Mourir parce que "Peul, c’est Peul" est inacceptable. Pour tout homme.
Cet article est paru le mardi 24 juin 2008 dans le quotidien burkinabè « L’Observateur » . Nous le reprenons ici parce que nous pensons comme lui que le risque d’« un massacre à grande échelle des Peuls » est devenu une réalité. Un seul regret. Le ton est parfois un peu trop polémique, au moment où il nous faut rassembler le plus grand nombre pour construire « un pays où toutes les communautés vivent en harmonie ».
« Nous avons le plaisir de vous informer que demain nous serons tous tués avec notre famille » : cette phrase sert de titre à l’ouvrage de Philip Gourvitch sur le génocide rwandais, mais elle pourrait être dite par chaque Peul burkinabé aujourd’hui, au vu de la mécanique meurtrière qui se met patiemment et tranquillement en place pour un massacre ethnique à grande échelle. "Peul, c’est Peul", a dit Nahité Palé, le frère d’un agriculteur de Perkoura, mort à la suite d’un affrontement avec un Peul le 24 mai dernier. Il expliquait pourquoi il s’est rendu dans une famille peule massacrer un sexagénaire et un adolescent, deux pauvres innocents, qui n’avaient aucun lien avec le meurtrier si ce n’est l’appartenance à une même ethnie : ils étaient Peuls. Le meurtrier de son frère était Peul.

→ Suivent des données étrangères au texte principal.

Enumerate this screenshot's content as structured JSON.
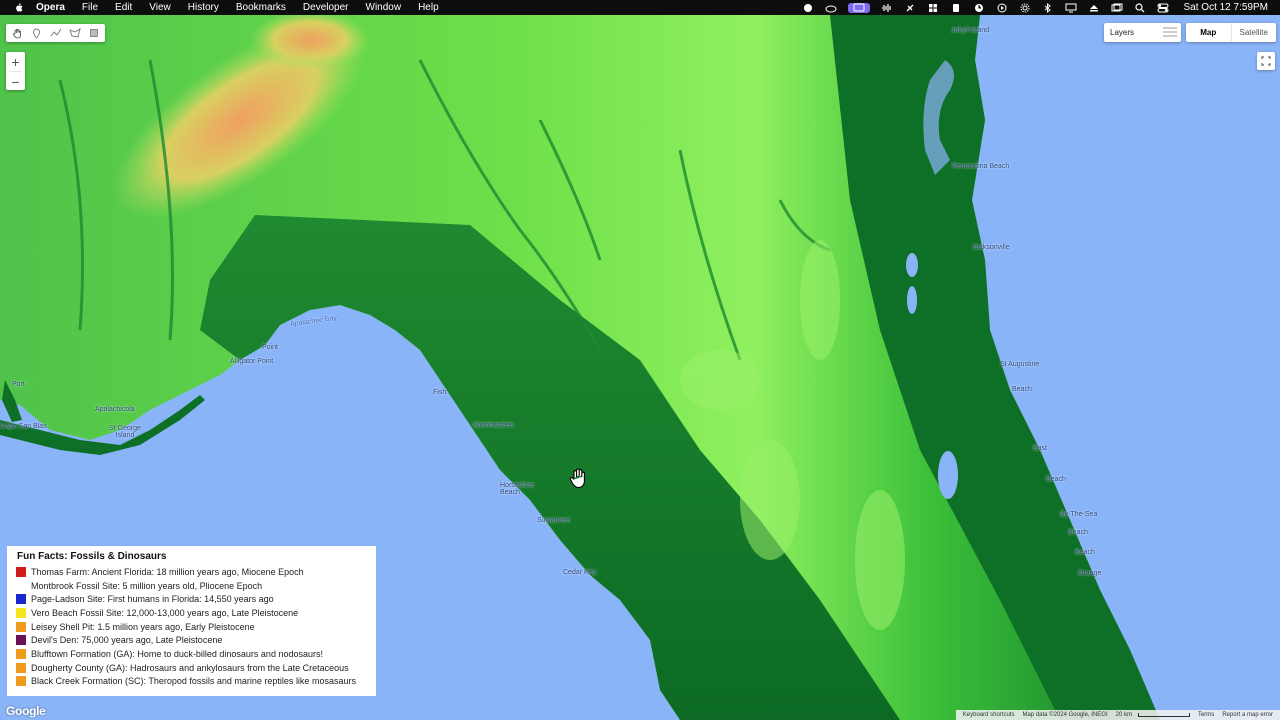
{
  "menubar": {
    "app_name": "Opera",
    "menus": [
      "File",
      "Edit",
      "View",
      "History",
      "Bookmarks",
      "Developer",
      "Window",
      "Help"
    ],
    "clock": "Sat Oct 12  7:59PM"
  },
  "map": {
    "labels": {
      "apalachee_bay": "Apalachee Bay",
      "jekyll_island": "Jekyll Island",
      "fernandina_beach": "Fernandina Beach",
      "jacksonville": "Jacksonville",
      "point": "Point",
      "alligator_point": "Alligator Point",
      "port": "Port",
      "apalachicola": "Apalachicola",
      "cape_san_blas": "Cape San Blas",
      "st_george_island": "St George Island",
      "fish": "Fish",
      "steinhatchee": "Steinhatchee",
      "horseshoe_beach": "Horseshoe Beach",
      "suwannee": "Suwannee",
      "cedar_key": "Cedar Key",
      "st_augustine": "St Augustine",
      "beach_1": "Beach",
      "east": "East",
      "beach_2": "Beach",
      "by_the_sea": "By-The-Sea",
      "beach_3": "Beach",
      "beach_4": "Beach",
      "orange": "Orange"
    },
    "layers_label": "Layers",
    "map_type_options": [
      "Map",
      "Satellite"
    ],
    "selected_map_type": "Map",
    "zoom_in": "+",
    "zoom_out": "−"
  },
  "legend": {
    "title": "Fun Facts: Fossils & Dinosaurs",
    "items": [
      {
        "color": "#d11a1a",
        "text": "Thomas Farm: Ancient Florida: 18 million years ago, Miocene Epoch"
      },
      {
        "color": "",
        "text": "Montbrook Fossil Site: 5 million years old, Pliocene Epoch"
      },
      {
        "color": "#1a27d1",
        "text": "Page-Ladson Site: First humans in Florida: 14,550 years ago"
      },
      {
        "color": "#f5e51b",
        "text": "Vero Beach Fossil Site: 12,000-13,000 years ago, Late Pleistocene"
      },
      {
        "color": "#f09a1e",
        "text": "Leisey Shell Pit: 1.5 million years ago, Early Pleistocene"
      },
      {
        "color": "#6b0f5a",
        "text": "Devil's Den: 75,000 years ago, Late Pleistocene"
      },
      {
        "color": "#f09a1e",
        "text": "Blufftown Formation (GA): Home to duck-billed dinosaurs and nodosaurs!"
      },
      {
        "color": "#f09a1e",
        "text": "Dougherty County (GA): Hadrosaurs and ankylosaurs from the Late Cretaceous"
      },
      {
        "color": "#f09a1e",
        "text": "Black Creek Formation (SC): Theropod fossils and marine reptiles like mosasaurs"
      }
    ]
  },
  "footer": {
    "google": "Google",
    "keyboard_shortcuts": "Keyboard shortcuts",
    "map_data": "Map data ©2024 Google, INEGI",
    "scale": "20 km",
    "terms": "Terms",
    "report": "Report a map error"
  }
}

Cela a suffi à Nahité Palé pour les mettre à mort. "Peul, c’est Peul", c’est ce que se sont dit les escadrons de la mort, formés par les agriculteurs de Perkoura et des environs avant d’entamer leur meurtrière croisade. Ils ont exécuté froidement cinq pauvres femmes peules pour protester contre la détention de leurs parents par la Police. A Bouroum-Bouroum, un autre groupe a assassiné quatre Peuls. Un des corps a été encastré dans une termitière ainsi qu’on le fait d’un serpent que l’on tue.

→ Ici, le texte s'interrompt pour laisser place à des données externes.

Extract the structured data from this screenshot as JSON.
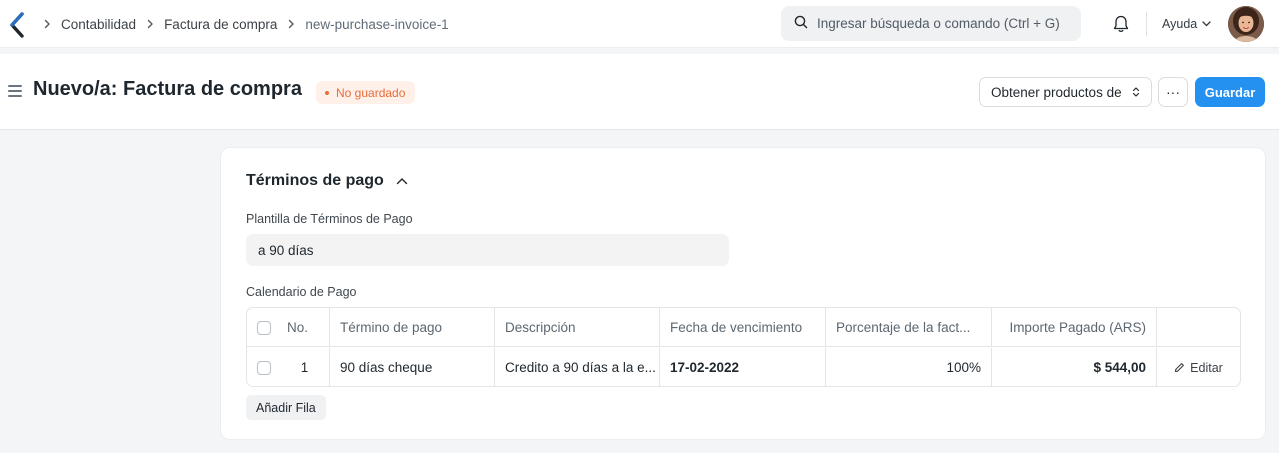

A Darkoura, un autre groupe a tué deux Peuls dont un vieil homme de 60 ans : ils ont jeté le corps du sexagénaire dans un puits perdu. Les assassinats sont accompagnés de saccages des maisons, de vols et de viols. Au total, quinze hommes tués parce qu’ils étaient Peuls, peut-être davantage si l’on tient compte des portés disparus, dont les corps ont peut-être été enfouis dans des termitières, les maisons incendiées, les biens dérobés et le bétail décimé. Et pourquoi ? Simplement parce qu’ils appartiennent à la même ethnie que l’homme qui a tué Kpièwènami Palé. « Un peul est un peul », voilà l’équation mortelle qui, depuis quelques années, justifie que l’on organise annuellement des chasses à l’homme pour massacrer cette communauté sur tout le territoire du Burkina. L’année passée à Gogo, il y eut trois morts, des milliers de déplacés, des biens dissipés en représailles à la mort d’un agriculteur. Il y avait eu le pogrom de Mangodara dans les Cascades et celui de Baléré dans l’est du Burkina. Toujours sous le prétexte que « Peul, c’est Peul », on fait payer à toute la communauté peule le crime d’un individu, en massacrant à l’envi des innocents.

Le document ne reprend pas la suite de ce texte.